Most people think of Ornette Coleman as the revolutionary saxophonist who created free jazz, but his explorations of the musical possibilities extend much beyond that and reveal a personal musical vocabulary free from prevailing conventions of harmonic, rhythmic, and melodic structures. Coleman’s innovations, later to be known as ‘harmolodics’, pointed out a new direction, and also established his place among a group of major 20th Century American composers such as Charlie Parker, Harry Partch, Charles Ives and John Cage.

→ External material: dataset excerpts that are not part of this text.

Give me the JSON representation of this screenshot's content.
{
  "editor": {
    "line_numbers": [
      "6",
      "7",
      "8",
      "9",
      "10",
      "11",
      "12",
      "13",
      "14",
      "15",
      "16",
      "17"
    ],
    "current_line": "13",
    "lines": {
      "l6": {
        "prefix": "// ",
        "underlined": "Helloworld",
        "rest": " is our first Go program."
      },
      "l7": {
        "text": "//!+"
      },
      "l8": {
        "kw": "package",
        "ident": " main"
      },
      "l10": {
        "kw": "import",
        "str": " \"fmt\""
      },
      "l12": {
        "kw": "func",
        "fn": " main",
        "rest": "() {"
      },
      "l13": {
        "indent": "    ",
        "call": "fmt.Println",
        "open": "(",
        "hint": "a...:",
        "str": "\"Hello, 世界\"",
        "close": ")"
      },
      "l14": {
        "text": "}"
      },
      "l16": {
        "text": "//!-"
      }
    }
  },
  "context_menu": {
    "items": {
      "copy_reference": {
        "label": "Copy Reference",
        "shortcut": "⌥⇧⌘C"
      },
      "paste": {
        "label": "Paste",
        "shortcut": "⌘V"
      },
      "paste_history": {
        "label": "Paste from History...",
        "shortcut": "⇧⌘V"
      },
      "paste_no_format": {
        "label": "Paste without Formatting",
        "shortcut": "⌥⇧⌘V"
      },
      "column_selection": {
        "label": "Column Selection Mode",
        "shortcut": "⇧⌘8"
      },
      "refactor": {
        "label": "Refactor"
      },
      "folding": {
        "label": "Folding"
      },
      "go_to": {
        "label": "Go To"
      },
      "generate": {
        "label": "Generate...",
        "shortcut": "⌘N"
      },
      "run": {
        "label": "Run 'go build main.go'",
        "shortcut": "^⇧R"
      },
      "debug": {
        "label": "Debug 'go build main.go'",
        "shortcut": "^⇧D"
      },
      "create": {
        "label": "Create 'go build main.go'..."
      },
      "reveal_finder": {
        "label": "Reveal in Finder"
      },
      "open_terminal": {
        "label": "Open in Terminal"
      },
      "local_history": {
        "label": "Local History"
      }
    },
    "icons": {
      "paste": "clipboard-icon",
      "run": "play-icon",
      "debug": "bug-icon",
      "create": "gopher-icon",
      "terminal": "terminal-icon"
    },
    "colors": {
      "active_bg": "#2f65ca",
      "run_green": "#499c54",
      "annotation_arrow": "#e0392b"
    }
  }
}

Coleman was born in Fort Worth, Texas in 1930. He bought his first saxophone at age fourteen, performed with various rhythm and blues bands, and left the city at age 19. Things changed dramatically for him in 1958 with the release of his debut album, Something Else. In 1959, his quartet made its legendary debut in Greenwich Village. The music was unlike anything ever heard before, and became the source of a well-documented controversy. Composer-conductor Leonard Bernstein, composer Virgil Thompson and numerous writers and painters heralded the impact of Coleman’s arrival.
The quartet recorded two more albums, Free Jazz and The Shape of Jazz to Come, but in the mid-sixties when Atlantic Records severed its contract, Coleman withdrew from the public eye. During this period, aside from teaching himself to play the trumpet and the violin, he wrote several string quartets, woodwind quintets and symphonic works, and helped break down the boundaries between ‘modern jazz’ and ‘serious concert’ music. In 1972, the London Philharmonic performed his Skies of America symphonic suite. The work received its New York debut, with the complete ensemble, at Lincoln Center on July 4, 1972 with the American Symphony Orchestra, conducted by Leon Thompson.

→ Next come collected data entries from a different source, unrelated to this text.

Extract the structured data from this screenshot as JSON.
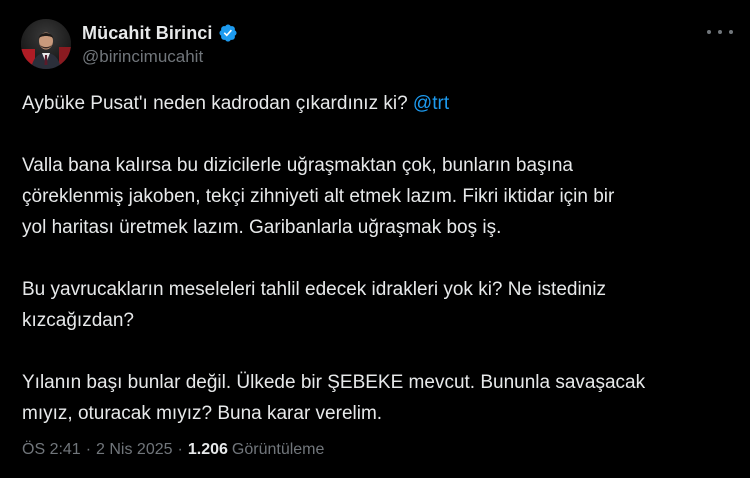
{
  "author": {
    "display_name": "Mücahit Birinci",
    "handle": "@birincimucahit",
    "verified_color": "#1d9bf0",
    "avatar_icon": "profile-photo"
  },
  "tweet": {
    "p1_text": "Aybüke Pusat'ı neden kadrodan çıkardınız ki? ",
    "p1_mention": "@trt",
    "p2_lines": [
      "Valla bana kalırsa bu dizicilerle uğraşmaktan çok, bunların başına",
      "çöreklenmiş jakoben, tekçi zihniyeti alt etmek lazım. Fikri iktidar için bir",
      "yol haritası üretmek lazım. Garibanlarla uğraşmak boş iş."
    ],
    "p3_lines": [
      "Bu yavrucakların meseleleri tahlil edecek idrakleri yok ki? Ne istediniz",
      "kızcağızdan?"
    ],
    "p4_lines": [
      "Yılanın başı bunlar değil. Ülkede bir ŞEBEKE mevcut. Bununla savaşacak",
      "mıyız, oturacak mıyız? Buna karar verelim."
    ]
  },
  "meta": {
    "time": "ÖS 2:41",
    "separator": "·",
    "date": "2 Nis 2025",
    "views_count": "1.206",
    "views_label": "Görüntüleme"
  },
  "colors": {
    "background": "#000000",
    "text": "#e7e9ea",
    "secondary": "#71767b",
    "link": "#1d9bf0"
  }
}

In 1975 Coleman formed his current band, Prime Time, with two guitarists, two drummers, two bassists, and Coleman on sax, violin and trumpet. He says he set up his band so that the musicians do not have to be responsible for a particular role to relate to the composition or to the melody. Prime Time’s multi-layered melodies, polytonal and polyrhythmic textures, defined by Coleman as ‘harmolodics’, continued to shape the music of the period, not only jazz. He describes harmolodics as a system that allows every person to express their own emotions and ideas regardless of their languages, instruments, or role. Around the same time, Coleman’s travels throughout Africa resulted in the release of Dancing in Your Head. In the 1980s and following years, his diverse projects again brought him to the forefront of attention. Coleman’s wide-ranging musical contributions are represented not only by the music on more than 40 albums, but also by the many musicians his vision has inspired.